Simmons Mark P, Randle Christopher P
Department of Biology, Colorado State University, Fort Collins, CO 80523-1878, USA.
Department of Biological Sciences, Sam Houston State University, Huntsville, TX 77341, USA.
Mol Phylogenet Evol. 2014 Sep;78:66-86. doi: 10.1016/j.ympev.2014.04.029. Epub 2014 May 10.
The greater power of parametric methods over parsimony is frequently observed in empirical phylogenetic analyses by providing greater resolution and higher branch support. This greater power is provided by several different factors, including some that are generally regarded as disadvantageous. In this study we used both empirical and (modified) simulated matrices to examine how Bayesian MCMC, maximum likelihood, and parsimony methods interpret ambiguous optimization of character states. We describe the information content in "redundant" terminals as well as a novel approach to help identify clades that cannot be unequivocally supported by synapomorphies in empirical matrices. Four of our main conclusions are as follows. First, the SH-like approximate likelihood ratio test is a more reliable indicator than the bootstrap of branches that are only ambiguously supported in likelihood analyses wherein only a single fully resolved optimal tree is presented. Second, bootstrap values generated by methods that only ever present a single fully resolved optimal tree are less robust to differences in taxon sampling than are those generated by more conservative methods. Third, PAUP(∗) likelihood is more resilient to producing apparently unambiguous resolution and high support from ambiguous characters than is GARLI collapse 1 and MrBayes, which in turn are more resilient than PhyML. GARLI collapse 0, IQ-TREE, and RAxML are the least resilient bootstrapping methods examined. Fourth, frequent discrepancies with respect to resolution and/or branch support may be obtained by methods that only ever present a single fully resolved optimal tree in different contexts that are apparently unique to the specific program and/or method of quantifying branch support.

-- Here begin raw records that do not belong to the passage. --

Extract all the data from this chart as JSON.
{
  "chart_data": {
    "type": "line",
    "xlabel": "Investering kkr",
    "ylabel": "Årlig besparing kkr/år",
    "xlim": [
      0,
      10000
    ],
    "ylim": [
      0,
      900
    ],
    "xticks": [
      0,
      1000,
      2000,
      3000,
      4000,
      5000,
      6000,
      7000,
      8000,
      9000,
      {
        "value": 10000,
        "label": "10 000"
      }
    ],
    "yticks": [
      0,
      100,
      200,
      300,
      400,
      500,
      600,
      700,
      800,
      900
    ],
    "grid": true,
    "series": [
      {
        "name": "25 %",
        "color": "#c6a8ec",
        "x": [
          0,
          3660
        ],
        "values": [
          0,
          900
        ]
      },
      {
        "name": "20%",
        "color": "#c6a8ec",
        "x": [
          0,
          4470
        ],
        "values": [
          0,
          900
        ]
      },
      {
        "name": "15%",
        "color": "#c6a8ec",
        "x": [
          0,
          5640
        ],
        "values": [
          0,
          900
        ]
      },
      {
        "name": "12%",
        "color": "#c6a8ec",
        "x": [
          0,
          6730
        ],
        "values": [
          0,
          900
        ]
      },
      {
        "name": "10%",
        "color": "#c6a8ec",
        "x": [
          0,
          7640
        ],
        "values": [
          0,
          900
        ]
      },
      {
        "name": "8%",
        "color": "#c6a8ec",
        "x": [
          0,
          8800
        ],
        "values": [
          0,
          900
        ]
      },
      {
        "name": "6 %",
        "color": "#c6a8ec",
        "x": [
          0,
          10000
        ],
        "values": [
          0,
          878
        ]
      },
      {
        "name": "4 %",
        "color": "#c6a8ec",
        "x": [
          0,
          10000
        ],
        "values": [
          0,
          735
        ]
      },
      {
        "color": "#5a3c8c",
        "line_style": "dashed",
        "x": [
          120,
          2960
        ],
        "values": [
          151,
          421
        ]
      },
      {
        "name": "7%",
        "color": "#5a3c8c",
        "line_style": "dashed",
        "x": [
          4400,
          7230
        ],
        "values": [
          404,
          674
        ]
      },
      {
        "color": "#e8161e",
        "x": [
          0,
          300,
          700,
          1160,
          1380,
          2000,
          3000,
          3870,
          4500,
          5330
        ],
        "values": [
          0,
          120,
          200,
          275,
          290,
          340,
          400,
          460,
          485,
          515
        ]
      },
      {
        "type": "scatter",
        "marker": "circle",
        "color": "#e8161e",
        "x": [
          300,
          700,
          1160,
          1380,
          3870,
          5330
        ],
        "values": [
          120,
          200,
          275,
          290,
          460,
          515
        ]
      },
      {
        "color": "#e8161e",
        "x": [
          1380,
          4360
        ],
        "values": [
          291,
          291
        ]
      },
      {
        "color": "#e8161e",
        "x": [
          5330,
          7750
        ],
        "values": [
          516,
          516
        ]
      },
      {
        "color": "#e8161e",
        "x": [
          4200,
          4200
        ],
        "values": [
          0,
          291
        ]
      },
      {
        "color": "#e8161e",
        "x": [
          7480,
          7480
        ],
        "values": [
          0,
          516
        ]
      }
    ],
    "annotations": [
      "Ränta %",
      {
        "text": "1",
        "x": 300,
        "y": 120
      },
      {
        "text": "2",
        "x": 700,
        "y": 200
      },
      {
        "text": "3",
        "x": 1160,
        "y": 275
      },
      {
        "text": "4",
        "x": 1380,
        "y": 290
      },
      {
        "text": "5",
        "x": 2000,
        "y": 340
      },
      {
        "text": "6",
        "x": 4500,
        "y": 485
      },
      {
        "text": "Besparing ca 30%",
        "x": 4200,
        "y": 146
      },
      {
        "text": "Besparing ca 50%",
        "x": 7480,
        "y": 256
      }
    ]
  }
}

在实证系统发育分析中,参数方法相对于简约法具有更大的优势,这通常体现在它能提供更高的分辨率和更强的分支支持。这种更大的优势由几个不同因素促成,其中包括一些通常被视为不利的因素。在本研究中,我们使用实证矩阵和(修改后的)模拟矩阵来检验贝叶斯MCMC、最大似然法和简约法如何解释性状状态的模糊优化。我们描述了“冗余”终端中的信息内容,以及一种新方法,以帮助识别在实证矩阵中无法由共衍征明确支持的进化枝。我们的四个主要结论如下。第一,在仅呈现单个完全解析的最优树的似然分析中,SH 类近似似然比检验是比自展法更可靠的分支支持指标,这些分支仅得到模糊支持。第二,与更保守的方法所生成的自展值相比,仅呈现单个完全解析的最优树的方法所生成的自展值对分类群抽样差异的稳健性更低。第三,与GARLI collapse 1和MrBayes相比,PAUP(∗)似然法在处理由模糊性状产生明显明确的分辨率和高支持度方面更具弹性,而GARLI collapse 1和MrBayes又比PhyML更具弹性。GARLI collapse 0、IQ-TREE和RAxML是所检验的自展法中弹性最低的。第四,在不同情境下,仅呈现单个完全解析的最优树的方法可能会在分辨率和/或分支支持方面频繁出现差异,这些差异显然是特定程序和/或量化分支支持方法所特有的。